Read awhile ago about some Australian gazillionaire who plans to recreate the Titanic . . . ???  Why?  Because he can?  Will he also sink the damned thing?  THAT would be a statement...    What a colossal waste of money.


----------



## Diwundrin (Sep 2, 2013)

That'd be our Clive! 
 Sitting down?.... he's running for Parliarment this election, with the stated intention of being Prime Minister.  He'll even get a few votes. Some of his ideas hold water but you can't run a Country on a couple of ideas.

Like most of us he doesn't like any of the political Parties around now so he started his own.  I'm not sure but it may be more than coincidence that it's called the Palmer United Party. PUP for short.....  there's an old saying here that if you're being offered a dodgy deal you're "being sold a pup."
Bears thinking about. 



He's a multi of course. Mining magnate of which we have a few, all in their way intriguing characters.  He's not as silly as he looks and sounds though.  You don't get that rich for being stupid, unless you're in the entertainment industry.

That Titanic thing has people wanting to book on it off the blueprints.  It'll be for 5 star high rollers only and will pull all those with the money, but not the bravery, to book on a spaceflight.  It's not your island cruise ship deal, this will cost the average house for dinner with the Captain.  

The main bone of contention about it is that he's getting it built in China.  We simply don't have the capacity to build ships like that any more... which is his point of wanting to be PM to fix that little shortcoming...  mmmm  bit convoluted but he has a point.  Although there are a lot of priorities ahead of a shipyard that need fixing.

He's thinking of building a Jurassic Park too.  Just what we need, more dinosaurs.



Still and all,  we do need those larger than life characters around to keep the real world in perspective don't we?


----------



## dbeyat45 (Sep 2, 2013)

Damn you Diwundrin !!  I was just starting to think about what to write about Clive ..... I think you've covered it.    :lofl:


----------



## Diwundrin (Sep 2, 2013)

Sorry DB, didn't think you'd find anything odd about Clive, he grew up in Queensland and we suspect that you're all troppo up there. Especially the politicians. 


Remember the good old days of the White Shoe Brigade on the Gold Coast?  Heady days. 

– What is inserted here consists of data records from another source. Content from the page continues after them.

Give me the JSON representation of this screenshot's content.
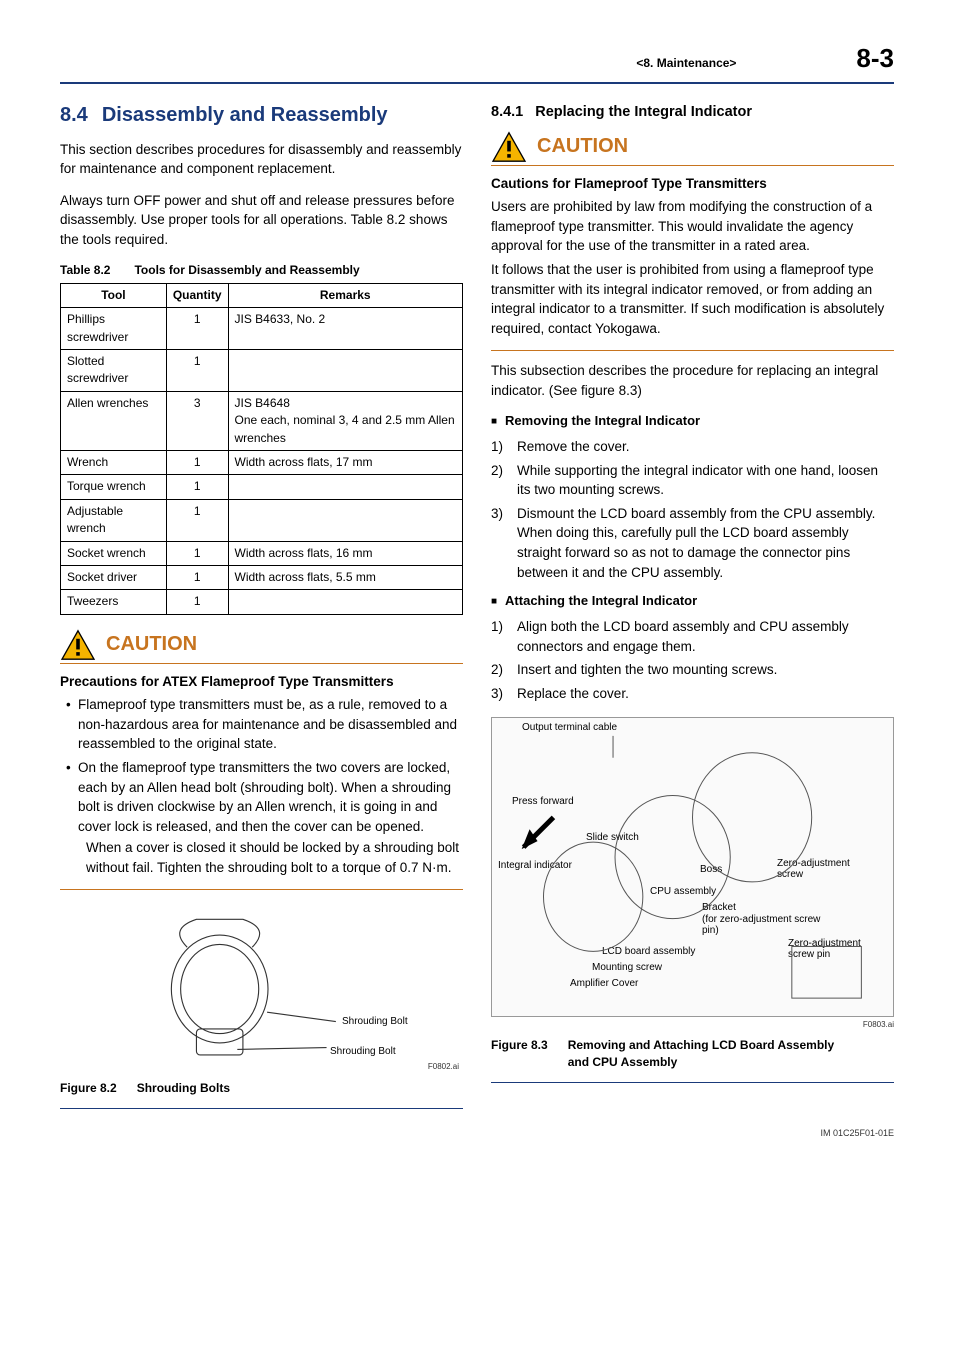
{
  "header": {
    "chapter": "<8.  Maintenance>",
    "page": "8-3"
  },
  "left": {
    "section_num": "8.4",
    "section_title": "Disassembly and Reassembly",
    "intro1": "This section describes procedures for disassembly and reassembly for maintenance and component replacement.",
    "intro2": "Always turn OFF power and shut off and release pressures before disassembly. Use proper tools for all operations. Table 8.2 shows the tools required.",
    "table_caption_num": "Table 8.2",
    "table_caption_text": "Tools for Disassembly and Reassembly",
    "table": {
      "columns": [
        "Tool",
        "Quantity",
        "Remarks"
      ],
      "rows": [
        [
          "Phillips screwdriver",
          "1",
          "JIS B4633, No. 2"
        ],
        [
          "Slotted screwdriver",
          "1",
          ""
        ],
        [
          "Allen wrenches",
          "3",
          "JIS B4648\nOne each, nominal 3, 4 and 2.5 mm Allen wrenches"
        ],
        [
          "Wrench",
          "1",
          "Width across flats, 17 mm"
        ],
        [
          "Torque wrench",
          "1",
          ""
        ],
        [
          "Adjustable wrench",
          "1",
          ""
        ],
        [
          "Socket wrench",
          "1",
          "Width across flats, 16 mm"
        ],
        [
          "Socket driver",
          "1",
          "Width across flats, 5.5 mm"
        ],
        [
          "Tweezers",
          "1",
          ""
        ]
      ]
    },
    "caution": {
      "word": "CAUTION",
      "heading": "Precautions for ATEX Flameproof Type Transmitters",
      "bullets": [
        "Flameproof type transmitters must be, as a rule, removed to a non-hazardous area for maintenance and be disassembled and reassembled to the original state.",
        "On the flameproof type transmitters the two covers are locked, each by an Allen head bolt (shrouding bolt). When a shrouding bolt is driven clockwise by an Allen wrench, it is going in and cover lock is released, and then the cover can be opened."
      ],
      "extra": "When a cover is closed it should be locked by a shrouding bolt without fail. Tighten the shrouding bolt to a torque of 0.7 N·m."
    },
    "fig82": {
      "labels": [
        "Shrouding Bolt",
        "Shrouding Bolt"
      ],
      "id": "F0802.ai",
      "caption_num": "Figure 8.2",
      "caption_text": "Shrouding Bolts"
    }
  },
  "right": {
    "sub_num": "8.4.1",
    "sub_title": "Replacing the Integral Indicator",
    "caution": {
      "word": "CAUTION",
      "heading": "Cautions for Flameproof Type Transmitters",
      "body1": "Users are prohibited by law from modifying the construction of a flameproof type transmitter. This would invalidate the agency approval for the use of the transmitter in a rated area.",
      "body2": "It follows that the user is prohibited from using a flameproof type transmitter with its integral indicator removed, or from adding an integral indicator to a transmitter. If such modification is absolutely required, contact Yokogawa."
    },
    "para": "This subsection describes the procedure for replacing an integral indicator. (See figure 8.3)",
    "remove_head": "Removing the Integral Indicator",
    "remove_steps": [
      "Remove the cover.",
      "While supporting the integral indicator with one hand, loosen its two mounting screws.",
      "Dismount the LCD board assembly from the CPU assembly.\nWhen doing this, carefully pull the LCD board assembly straight forward so as not to damage the connector pins between it and the CPU assembly."
    ],
    "attach_head": "Attaching the Integral Indicator",
    "attach_steps": [
      "Align both the LCD board assembly and CPU assembly connectors and engage them.",
      "Insert and tighten the two mounting screws.",
      "Replace the cover."
    ],
    "fig83": {
      "labels": {
        "l1": "Output terminal cable",
        "l2": "Press forward",
        "l3": "Slide switch",
        "l4": "Integral indicator",
        "l5": "Boss",
        "l6": "CPU assembly",
        "l7": "Zero-adjustment screw",
        "l8": "Bracket",
        "l9": "(for zero-adjustment screw pin)",
        "l10": "Zero-adjustment screw pin",
        "l11": "LCD board assembly",
        "l12": "Mounting screw",
        "l13": "Amplifier Cover"
      },
      "id": "F0803.ai",
      "caption_num": "Figure 8.3",
      "caption_text": "Removing and Attaching LCD Board Assembly and CPU Assembly"
    }
  },
  "footer": "IM 01C25F01-01E"
}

Here's a piccy of Clive, despite his all his money and odd behaviour he can't be accused of being sartorially flamboyant.


----------



## Katybug (Sep 2, 2013)

That Guy said:


>




*All the pix are very interesting, but this is my favorite....WOW!!
*


----------



## That Guy (Sep 2, 2013)

You GO, Clive; King of the Squirrels!


----------



## Diwundrin (Oct 3, 2013)

He's in !!  Titanic Clive won a seat in the Senate.  They've been doing recounts for weeks but finally, he's won it. By 7 votes out of thousands.  
It gets better.... he formed his own Party and ran candidates in almost all electorates and two others in his Party got in too.

He now has a chance of being the balance of power in the Senate.   Things could get really, really interesting.

  Oh, and they've stopped laughing about him.


----------